Figure 4: Exemplary output. (A) The FRET efficiency is plotted versus stoichiometry (E-S plot) for a population of the molecular force sensor (left panel) decorating a glass-supported lipid bilayer and strained by a T cell. Only one population cloud is visible. The respective histogram of FRET efficiencies exemplifies the difference between a force sensor population in presence and absence of cells (middle panel). No shift to lower FRET efficiencies of the sensor population in presence of T cells can be observed, indicating little to no force-dependent stretching of the sensor module. The MSD plot of these experimental conditions confirms that the force sensor population beneath a T cell moves considerably slower than their unbound counterparts (right panel). (B) The same analysis was performed with Holliday junction DNA sensor decorating a glass-supported fluid lipid bilayer. The E–S plot clearly shows two populations, which are also apparent in the FRET efficiency histogram. The MSD plot indicates the presence of one fast-moving sensor population. Abbreviations: FRET = Förster resonance energy transfer; MSD = mean square displacement. Please click here to view a larger version of this figure.

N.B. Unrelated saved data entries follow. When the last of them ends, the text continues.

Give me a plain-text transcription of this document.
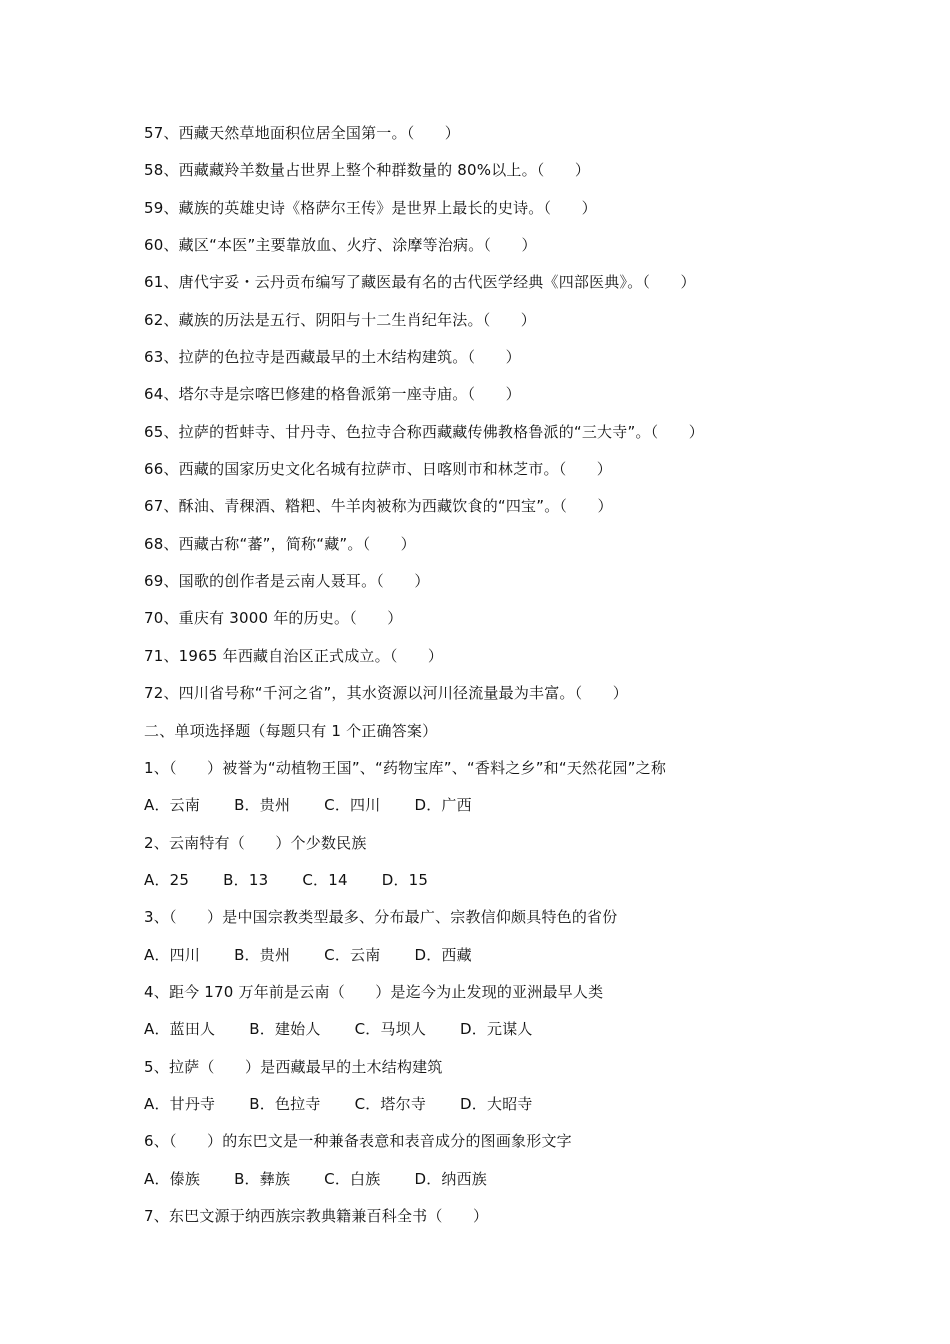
57、西藏天然草地面积位居全国第一。（　　）
58、西藏藏羚羊数量占世界上整个种群数量的 80%以上。（　　）
59、藏族的英雄史诗《格萨尔王传》是世界上最长的史诗。（　　）
60、藏区“本医”主要靠放血、火疗、涂摩等治病。（　　）
61、唐代宇妥・云丹贡布编写了藏医最有名的古代医学经典《四部医典》。（　　）
62、藏族的历法是五行、阴阳与十二生肖纪年法。（　　）
63、拉萨的色拉寺是西藏最早的土木结构建筑。（　　）
64、塔尔寺是宗喀巴修建的格鲁派第一座寺庙。（　　）
65、拉萨的哲蚌寺、甘丹寺、色拉寺合称西藏藏传佛教格鲁派的“三大寺”。（　　）
66、西藏的国家历史文化名城有拉萨市、日喀则市和林芝市。（　　）
67、酥油、青稞酒、糌粑、牛羊肉被称为西藏饮食的“四宝”。（　　）
68、西藏古称“蕃”，简称“藏”。（　　）
69、国歌的创作者是云南人聂耳。（　　）
70、重庆有 3000 年的历史。（　　）
71、1965 年西藏自治区正式成立。（　　）
72、四川省号称“千河之省”，其水资源以河川径流量最为丰富。（　　）
二、单项选择题（每题只有 1 个正确答案）
1、（　　）被誉为“动植物王国”、“药物宝库”、“香料之乡”和“天然花园”之称
A．云南 B．贵州 C．四川 D．广西
2、云南特有（　　）个少数民族
A．25 B．13 C．14 D．15
3、（　　）是中国宗教类型最多、分布最广、宗教信仰颇具特色的省份
A．四川 B．贵州 C．云南 D．西藏
4、距今 170 万年前是云南（　　）是迄今为止发现的亚洲最早人类
A．蓝田人 B．建始人 C．马坝人 D．元谋人
5、拉萨（　　）是西藏最早的土木结构建筑
A．甘丹寺 B．色拉寺 C．塔尔寺 D．大昭寺
6、（　　）的东巴文是一种兼备表意和表音成分的图画象形文字
A．傣族 B．彝族 C．白族 D．纳西族
7、东巴文源于纳西族宗教典籍兼百科全书（　　）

Figure 5: Design and working principle of intramolecular FRET probes. (A) Analog peptide sensor for quantification of mechanical molecular forces. The donor and acceptor fluorophores are covalently attached to either end of the peptide backbone. The sensor module is site-specifically attached to a specific ligand, which in turn binds a cell-resident surface receptor of interest (here, an antibody fragment specifically recognizing the beta chain of the T cell receptor). Upon receptor-ligand binding, force is exerted, and the sensor module extends and eventually recoils after bond cleavage. This panel is modified from 16. (B) Digital DNA sensor for quantification of FRET transitions. The FRET sensor is composed of four DNA strands forming a Holliday junction. The donor and acceptor fluorophore are covalently attached to two strands. Holliday junctions frequently switch their conformation depending on the surrounding buffer conditions. The stochastic switching of these conformations can be monitored by quantifying the FRET efficiency of individual probes. Abbreviations: TCR = T cell receptor; FRET = Förster resonance energy transfer. Please click here to view a larger version of this figure.

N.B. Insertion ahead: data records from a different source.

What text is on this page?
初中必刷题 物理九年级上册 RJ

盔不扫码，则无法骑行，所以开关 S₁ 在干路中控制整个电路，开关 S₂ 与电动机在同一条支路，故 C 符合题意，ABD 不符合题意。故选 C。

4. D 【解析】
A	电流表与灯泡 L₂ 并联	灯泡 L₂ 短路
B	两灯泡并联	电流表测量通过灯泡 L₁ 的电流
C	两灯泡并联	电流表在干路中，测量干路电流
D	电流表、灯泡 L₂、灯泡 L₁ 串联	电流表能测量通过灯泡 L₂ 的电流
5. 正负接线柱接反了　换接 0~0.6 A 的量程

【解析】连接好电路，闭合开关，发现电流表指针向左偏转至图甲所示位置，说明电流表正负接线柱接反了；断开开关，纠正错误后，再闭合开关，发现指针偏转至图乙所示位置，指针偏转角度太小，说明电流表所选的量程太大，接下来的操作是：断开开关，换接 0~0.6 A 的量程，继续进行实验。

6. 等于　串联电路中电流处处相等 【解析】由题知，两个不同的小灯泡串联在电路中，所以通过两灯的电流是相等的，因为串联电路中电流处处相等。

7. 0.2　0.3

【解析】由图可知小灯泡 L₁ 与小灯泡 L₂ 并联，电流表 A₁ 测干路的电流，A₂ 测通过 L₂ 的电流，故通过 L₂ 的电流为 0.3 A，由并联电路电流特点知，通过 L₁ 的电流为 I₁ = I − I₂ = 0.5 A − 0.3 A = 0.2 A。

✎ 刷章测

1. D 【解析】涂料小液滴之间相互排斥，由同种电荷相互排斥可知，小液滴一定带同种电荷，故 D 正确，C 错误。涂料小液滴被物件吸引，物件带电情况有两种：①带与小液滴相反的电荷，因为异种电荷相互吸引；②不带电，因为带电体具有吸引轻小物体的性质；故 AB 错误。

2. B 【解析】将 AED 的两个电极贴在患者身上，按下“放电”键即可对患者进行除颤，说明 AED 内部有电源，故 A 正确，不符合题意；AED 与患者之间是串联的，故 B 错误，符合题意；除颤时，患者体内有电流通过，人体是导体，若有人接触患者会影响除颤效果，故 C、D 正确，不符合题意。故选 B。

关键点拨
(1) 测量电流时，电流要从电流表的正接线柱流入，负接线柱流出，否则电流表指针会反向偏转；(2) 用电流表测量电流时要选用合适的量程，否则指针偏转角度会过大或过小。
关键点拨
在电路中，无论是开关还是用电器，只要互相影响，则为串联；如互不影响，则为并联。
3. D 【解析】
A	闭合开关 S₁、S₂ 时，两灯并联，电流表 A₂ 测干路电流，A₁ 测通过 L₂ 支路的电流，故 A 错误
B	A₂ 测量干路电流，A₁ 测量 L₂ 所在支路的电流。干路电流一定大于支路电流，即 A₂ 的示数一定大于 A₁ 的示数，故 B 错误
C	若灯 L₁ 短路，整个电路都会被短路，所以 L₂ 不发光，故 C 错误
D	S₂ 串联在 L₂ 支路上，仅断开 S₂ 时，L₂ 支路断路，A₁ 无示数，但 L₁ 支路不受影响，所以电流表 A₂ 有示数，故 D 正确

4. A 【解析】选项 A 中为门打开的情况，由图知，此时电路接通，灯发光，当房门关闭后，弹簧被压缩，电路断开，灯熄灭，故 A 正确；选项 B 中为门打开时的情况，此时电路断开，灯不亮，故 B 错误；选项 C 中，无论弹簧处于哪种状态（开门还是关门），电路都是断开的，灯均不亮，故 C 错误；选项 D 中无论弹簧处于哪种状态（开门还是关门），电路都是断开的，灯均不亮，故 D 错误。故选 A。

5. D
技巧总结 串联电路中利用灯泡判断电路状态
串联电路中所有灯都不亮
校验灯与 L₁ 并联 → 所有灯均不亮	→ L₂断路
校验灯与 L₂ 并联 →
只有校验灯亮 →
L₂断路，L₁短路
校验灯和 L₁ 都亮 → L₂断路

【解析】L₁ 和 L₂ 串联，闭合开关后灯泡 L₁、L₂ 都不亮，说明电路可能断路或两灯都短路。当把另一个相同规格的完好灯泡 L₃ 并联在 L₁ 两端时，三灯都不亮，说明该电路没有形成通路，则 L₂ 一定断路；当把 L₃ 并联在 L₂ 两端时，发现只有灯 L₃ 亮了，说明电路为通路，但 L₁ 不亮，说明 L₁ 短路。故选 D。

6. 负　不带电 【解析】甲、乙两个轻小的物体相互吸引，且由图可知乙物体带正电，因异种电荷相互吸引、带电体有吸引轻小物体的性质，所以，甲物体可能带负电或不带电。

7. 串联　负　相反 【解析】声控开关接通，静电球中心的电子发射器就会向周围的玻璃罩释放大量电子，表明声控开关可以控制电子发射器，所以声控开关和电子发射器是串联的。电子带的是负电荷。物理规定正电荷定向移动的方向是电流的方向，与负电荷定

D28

Figure 6: Examples of localization and tracking of FRET probes. (A) The FRET efficiency and stoichiometry of individual events are calculated by quantifying the intensity of the donor fluorophore upon donor excitation (D → D), the acceptor fluorophore upon donor excitation (D → A), and the acceptor fluorophore upon acceptor excitation (A → A). Nearest neighbor filtering prevents bias by overlapping point spread functions of close emitters. Image segmentation allows the user to choose certain smFRET events localized within an area of interest (e.g., a cell or a micropattern). As an example of image segmentation, T cells were stained with Fura-2 (displayed on the left) and subjected to adaptive thresholding to identify the cell edges (orange dotted line). Scale bars = 5 µm. (B) smFRET trajectories using the molecular force sensor. Individual trajectories can be plotted in the x-y plane, visualizing their diffusion behavior and localization (left panel). Furthermore, each trajectory's intensities can be plotted over time to identify FRET transitions or bleaching steps (middle panel shows the red trajectory from the left panel). The resulting FRET efficiency and stoichiometry can be visualized similarly (right panel). (C) smFRET trajectories using the Holliday junction DNA sensor. HBSS + 12 mM MgCl2 was used as a buffer during the measurements. Apart from the apparent acceptor bleaching step near the sequence end of these examples, the frequency of FRET transitions for each sensor can be determined. The Holliday junctions switch their conformation with a high frequency, whereas the molecular force sensor does not exhibit FRET transitions. This information makes it possible to adjust the experimental conditions, such as the delay between the frames, to increase or reduce the number of observed transitions. Abbreviations: FRET = Förster resonance energy transfer; smFRET = single-molecule FRET; HBSS = Hank's balanced salt solution. Please click here to view a larger version of this figure.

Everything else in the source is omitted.